In 2021, twmb filed proposal #49563 to add a Mutex.Locked(func()) method to the standard library:

func (m *Mutex) Locked(fn func()) {
    m.Lock()
    defer m.Unlock()
    fn()
}

The idea was that if sync.Mutex had this method natively, you wouldn’t need to write a wrapper at all for simple cases - you’d just call mu.Locked(fn) directly. It also eliminates forgotten unlocks and guards against panics leaving the mutex locked. esote pointed out that database/sql already had an internal version of this - the same withLock helper we saw earlier.
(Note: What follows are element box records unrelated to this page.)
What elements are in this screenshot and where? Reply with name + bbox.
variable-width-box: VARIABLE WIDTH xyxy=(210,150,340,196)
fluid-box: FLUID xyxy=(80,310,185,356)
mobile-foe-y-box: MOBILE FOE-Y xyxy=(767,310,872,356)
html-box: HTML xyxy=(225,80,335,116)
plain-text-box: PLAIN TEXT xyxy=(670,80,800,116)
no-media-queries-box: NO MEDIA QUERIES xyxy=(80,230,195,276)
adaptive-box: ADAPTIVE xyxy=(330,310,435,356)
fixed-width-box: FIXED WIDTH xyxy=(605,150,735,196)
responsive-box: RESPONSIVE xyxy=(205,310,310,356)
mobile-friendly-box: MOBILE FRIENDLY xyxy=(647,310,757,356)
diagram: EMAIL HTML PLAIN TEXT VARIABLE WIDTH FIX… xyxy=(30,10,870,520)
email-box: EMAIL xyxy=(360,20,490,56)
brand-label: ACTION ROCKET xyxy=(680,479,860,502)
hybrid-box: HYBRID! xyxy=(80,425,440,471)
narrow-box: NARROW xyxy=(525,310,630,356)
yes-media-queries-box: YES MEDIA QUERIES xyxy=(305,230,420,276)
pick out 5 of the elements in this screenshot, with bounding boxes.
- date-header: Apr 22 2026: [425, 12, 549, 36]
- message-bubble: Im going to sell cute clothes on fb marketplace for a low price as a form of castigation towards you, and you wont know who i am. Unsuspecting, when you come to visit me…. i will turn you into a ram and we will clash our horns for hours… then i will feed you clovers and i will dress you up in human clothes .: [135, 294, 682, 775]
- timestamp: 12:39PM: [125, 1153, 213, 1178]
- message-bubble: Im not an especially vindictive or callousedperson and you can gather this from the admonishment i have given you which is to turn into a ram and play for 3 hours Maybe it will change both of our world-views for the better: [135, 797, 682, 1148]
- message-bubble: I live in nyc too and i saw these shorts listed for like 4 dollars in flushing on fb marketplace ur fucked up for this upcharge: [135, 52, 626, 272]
zephyrtronium raised the sync.Locker point:

I think there are advantages to making this a function that takes a Locker rather than a method on Mutex. This would allow using it with either end of an RWMutex, or another custom Locker.

– zephyrtronium on #49563

rsc declined it on philosophical grounds:

In general we try not to have two different ways to do something, and for better or worse we have the current idioms.

– rsc on #49563

The more interesting pushback came from bcmills, who argued the proposal didn’t go far enough. With generics arriving, he wanted something that also prevents unguarded access to the protected data, not just forgotten unlocks:

Now that we have generics on the way, I would rather see us move in a direction that also eliminates unlocked-access bugs, not just incrementally update Mutex for forgotten-defer bugs.

– bcmills on #49563

He sketched out what that could look like:

type Synchronized[T any] struct {
    mu  Mutex
    val T
}

func (s *Synchronized[T]) Do(fn func(*T)) {
    s.mu.Lock()
    defer s.mu.Unlock()
    fn(&s.val)
}

This is essentially the Locked[T] wrapper from the beginning of this post. The proposal was declined, but bcmills’ suggestion is the direction the community ended up going anyway-just outside the standard library.

Tailscale’s MutexValue

Tailscale’s syncs package has a MutexValue[T] type that follows this direction:

type MutexValue[T any] struct {
    mu sync.Mutex
    v  T
}

func (m *MutexValue[T]) WithLock(f func(p *T)) {
    m.mu.Lock()
    defer m.mu.Unlock()
    f(&m.v)
}

func (m *MutexValue[T]) Load() T {
    m.mu.Lock()
    defer m.mu.Unlock()
    return m.v
}

func (m *MutexValue[T]) Store(v T) {
    m.mu.Lock()
    defer m.mu.Unlock()
    m.v = v
}

They provide both Store for simple replacements and WithLock for compound mutations. When you need to read-modify-write, you go through WithLock so the lock covers the whole operation.

When a plain Set is fine

If T is small and you only ever replace the whole value without reading it first, a plain Set works. A boolean flag that gets toggled from one place, a config value that gets swapped wholesale - those are fine.

But most state doesn’t stay that simple. You start with a single integer, it becomes a struct with three fields, and now you need to update two of them based on the third. At that point, Set(func(*T)) is the only safe option.